One of the biggest challenges network providers in this region face is the need to satisfy subscribers’ voracious and often unpredictable appetite for bandwidth driven by cloud, HD video, 5G, IoT and more, while at the same time keep network costs down. WaveLogic 5 tackles these challenges by helping network providers support this demand and scale their networks, from the core to the edge, with the right footprint, power and operational requirements they need for all these high-bandwidth applications.
As our customers look to differentiate from a service offering perspective, WaveLogic 5 helps our customers achieve the best network operations to support various applications, while streamlining operations and increasing network automation to accelerate service delivery and improve customer satisfaction. This new platform allows operators the ability to tune the optics to achieve that optimal capacity across the network.

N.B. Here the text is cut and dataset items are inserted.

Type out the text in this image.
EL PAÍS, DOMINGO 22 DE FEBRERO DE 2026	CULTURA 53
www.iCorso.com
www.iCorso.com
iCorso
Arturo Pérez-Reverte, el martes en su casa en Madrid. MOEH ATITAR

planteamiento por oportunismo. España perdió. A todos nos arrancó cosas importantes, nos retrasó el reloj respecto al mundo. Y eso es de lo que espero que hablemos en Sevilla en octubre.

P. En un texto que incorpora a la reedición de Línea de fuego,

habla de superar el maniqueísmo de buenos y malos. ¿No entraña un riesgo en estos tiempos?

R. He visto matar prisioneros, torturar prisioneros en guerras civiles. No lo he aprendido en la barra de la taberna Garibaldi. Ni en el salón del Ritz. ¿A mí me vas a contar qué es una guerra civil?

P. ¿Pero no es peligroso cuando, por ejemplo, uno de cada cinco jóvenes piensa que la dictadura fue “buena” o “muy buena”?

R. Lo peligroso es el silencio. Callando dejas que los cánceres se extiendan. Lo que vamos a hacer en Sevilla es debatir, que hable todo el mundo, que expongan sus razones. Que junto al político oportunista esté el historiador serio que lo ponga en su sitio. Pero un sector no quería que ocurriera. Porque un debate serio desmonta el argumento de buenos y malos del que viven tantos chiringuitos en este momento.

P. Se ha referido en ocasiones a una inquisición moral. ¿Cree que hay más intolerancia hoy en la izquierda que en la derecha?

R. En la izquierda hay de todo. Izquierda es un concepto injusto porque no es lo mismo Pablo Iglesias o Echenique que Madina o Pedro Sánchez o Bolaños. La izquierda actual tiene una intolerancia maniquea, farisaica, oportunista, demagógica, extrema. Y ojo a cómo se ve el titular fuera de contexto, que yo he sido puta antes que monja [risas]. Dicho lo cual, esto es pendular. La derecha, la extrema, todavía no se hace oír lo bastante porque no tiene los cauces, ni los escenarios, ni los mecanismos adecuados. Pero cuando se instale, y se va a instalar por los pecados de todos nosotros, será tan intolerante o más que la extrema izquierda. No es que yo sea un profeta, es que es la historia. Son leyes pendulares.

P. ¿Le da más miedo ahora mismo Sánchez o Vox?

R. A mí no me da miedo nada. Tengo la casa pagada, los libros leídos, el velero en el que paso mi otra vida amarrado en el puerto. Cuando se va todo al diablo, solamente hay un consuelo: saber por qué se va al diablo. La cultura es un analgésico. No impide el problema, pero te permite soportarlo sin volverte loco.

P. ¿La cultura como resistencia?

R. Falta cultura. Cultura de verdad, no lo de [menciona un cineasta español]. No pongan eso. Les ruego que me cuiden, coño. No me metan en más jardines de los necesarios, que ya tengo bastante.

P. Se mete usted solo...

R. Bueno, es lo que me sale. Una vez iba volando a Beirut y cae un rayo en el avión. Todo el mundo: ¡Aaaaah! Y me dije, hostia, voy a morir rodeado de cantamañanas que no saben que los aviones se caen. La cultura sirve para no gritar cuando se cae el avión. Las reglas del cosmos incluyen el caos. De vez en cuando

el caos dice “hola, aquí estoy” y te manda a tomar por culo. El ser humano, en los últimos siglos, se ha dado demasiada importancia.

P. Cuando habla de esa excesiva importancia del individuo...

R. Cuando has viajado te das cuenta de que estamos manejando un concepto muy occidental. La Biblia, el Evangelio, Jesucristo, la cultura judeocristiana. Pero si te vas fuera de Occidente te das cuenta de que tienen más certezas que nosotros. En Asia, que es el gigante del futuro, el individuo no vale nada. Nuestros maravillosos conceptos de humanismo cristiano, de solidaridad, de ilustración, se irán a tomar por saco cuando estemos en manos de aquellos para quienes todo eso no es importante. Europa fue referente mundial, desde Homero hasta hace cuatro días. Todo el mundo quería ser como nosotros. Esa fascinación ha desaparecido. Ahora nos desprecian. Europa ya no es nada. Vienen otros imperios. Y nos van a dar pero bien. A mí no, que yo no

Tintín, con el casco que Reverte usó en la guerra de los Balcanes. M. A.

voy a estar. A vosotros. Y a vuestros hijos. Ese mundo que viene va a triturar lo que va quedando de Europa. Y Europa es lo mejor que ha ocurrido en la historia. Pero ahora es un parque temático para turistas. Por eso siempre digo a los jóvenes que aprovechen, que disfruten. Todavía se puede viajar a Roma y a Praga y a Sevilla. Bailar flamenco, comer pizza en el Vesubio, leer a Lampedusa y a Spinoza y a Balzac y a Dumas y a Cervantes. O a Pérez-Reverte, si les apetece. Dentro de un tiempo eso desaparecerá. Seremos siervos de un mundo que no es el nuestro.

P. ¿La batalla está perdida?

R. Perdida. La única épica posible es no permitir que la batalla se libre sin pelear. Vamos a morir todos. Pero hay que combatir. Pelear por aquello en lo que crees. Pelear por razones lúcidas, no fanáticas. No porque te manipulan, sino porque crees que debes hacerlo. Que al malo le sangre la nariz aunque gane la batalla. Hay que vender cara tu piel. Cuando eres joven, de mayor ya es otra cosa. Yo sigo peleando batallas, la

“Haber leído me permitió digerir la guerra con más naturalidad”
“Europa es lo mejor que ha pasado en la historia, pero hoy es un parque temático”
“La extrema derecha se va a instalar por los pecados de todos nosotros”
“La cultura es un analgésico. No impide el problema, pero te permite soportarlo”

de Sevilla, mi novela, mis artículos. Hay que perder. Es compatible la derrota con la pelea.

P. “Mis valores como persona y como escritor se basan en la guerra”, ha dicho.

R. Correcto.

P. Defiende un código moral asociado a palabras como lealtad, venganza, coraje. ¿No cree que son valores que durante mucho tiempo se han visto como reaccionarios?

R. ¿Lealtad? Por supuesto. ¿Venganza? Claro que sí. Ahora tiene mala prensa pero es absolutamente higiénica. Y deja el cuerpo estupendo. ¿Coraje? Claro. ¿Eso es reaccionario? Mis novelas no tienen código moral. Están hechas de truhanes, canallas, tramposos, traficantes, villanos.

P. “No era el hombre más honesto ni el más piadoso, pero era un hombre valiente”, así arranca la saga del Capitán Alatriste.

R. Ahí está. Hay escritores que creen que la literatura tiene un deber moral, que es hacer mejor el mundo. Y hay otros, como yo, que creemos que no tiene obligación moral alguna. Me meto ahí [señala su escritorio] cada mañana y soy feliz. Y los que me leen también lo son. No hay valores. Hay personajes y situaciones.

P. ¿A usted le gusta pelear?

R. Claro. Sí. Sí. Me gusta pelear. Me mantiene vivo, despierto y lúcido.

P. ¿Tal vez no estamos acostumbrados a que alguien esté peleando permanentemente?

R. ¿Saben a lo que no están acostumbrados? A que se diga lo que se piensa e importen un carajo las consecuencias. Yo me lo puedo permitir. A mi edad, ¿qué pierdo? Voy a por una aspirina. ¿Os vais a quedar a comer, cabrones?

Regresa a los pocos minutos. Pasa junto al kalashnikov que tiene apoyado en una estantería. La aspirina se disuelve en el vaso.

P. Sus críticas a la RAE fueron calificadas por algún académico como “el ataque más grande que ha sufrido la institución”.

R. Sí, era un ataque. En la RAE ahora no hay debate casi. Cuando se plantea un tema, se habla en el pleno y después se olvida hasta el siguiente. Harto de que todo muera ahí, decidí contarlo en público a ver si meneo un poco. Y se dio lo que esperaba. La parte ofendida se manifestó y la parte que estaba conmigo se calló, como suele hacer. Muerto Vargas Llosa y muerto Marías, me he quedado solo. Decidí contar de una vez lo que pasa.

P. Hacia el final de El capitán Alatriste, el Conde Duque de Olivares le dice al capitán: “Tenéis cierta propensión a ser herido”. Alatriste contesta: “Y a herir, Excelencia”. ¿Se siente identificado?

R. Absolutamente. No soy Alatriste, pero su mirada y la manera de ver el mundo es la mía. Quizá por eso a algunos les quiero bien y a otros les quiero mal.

Regional operators have started testing and deploying 5G in the region. How do you expect growth to proceed in 5G development across the region?
Operators across the region have started to test and roll out 5G, which promises 100x faster speeds, 100x more devices, 10x lower latency, and 1000x higher data volumes than today’s 4G. It will be a core enabler of many innovations across a variety of industries such as the automotive industry, smart city management, and healthcare.
The move to 5G is not a simple network upgrade, but a long journey with a high-performance wireline network as the critical component to commercial success for both 4G strategies and the evolution toward 5G. As a result, 4G and 5G networks will continue to coexist for the foreseeable future. Scalability, automation, and openness will help ease the transition to high-performance 5G networks.
Establishing 5G ready networks requires modern network management technologies and capabilities, such as adaptive networking – which uses the power of intelligent automation and intent-based policies to manage specific areas on the network – and bandwidth-on-demand – where real-time data will be used by the automated orchestration and management platform to allocate bandwidth across the network as required.
An Adaptive Network with Intelligent automation will also provide end to end network slicing across both the wireline and wireless networks, which will be critical to delivering on the 5G promise of different service level requirements for different applications. For example, Augmented Reality (AR) requires short round trip delay (Latency), Virtual Reality (VR) requires very high bandwidth, remote surgery will require very high reliability.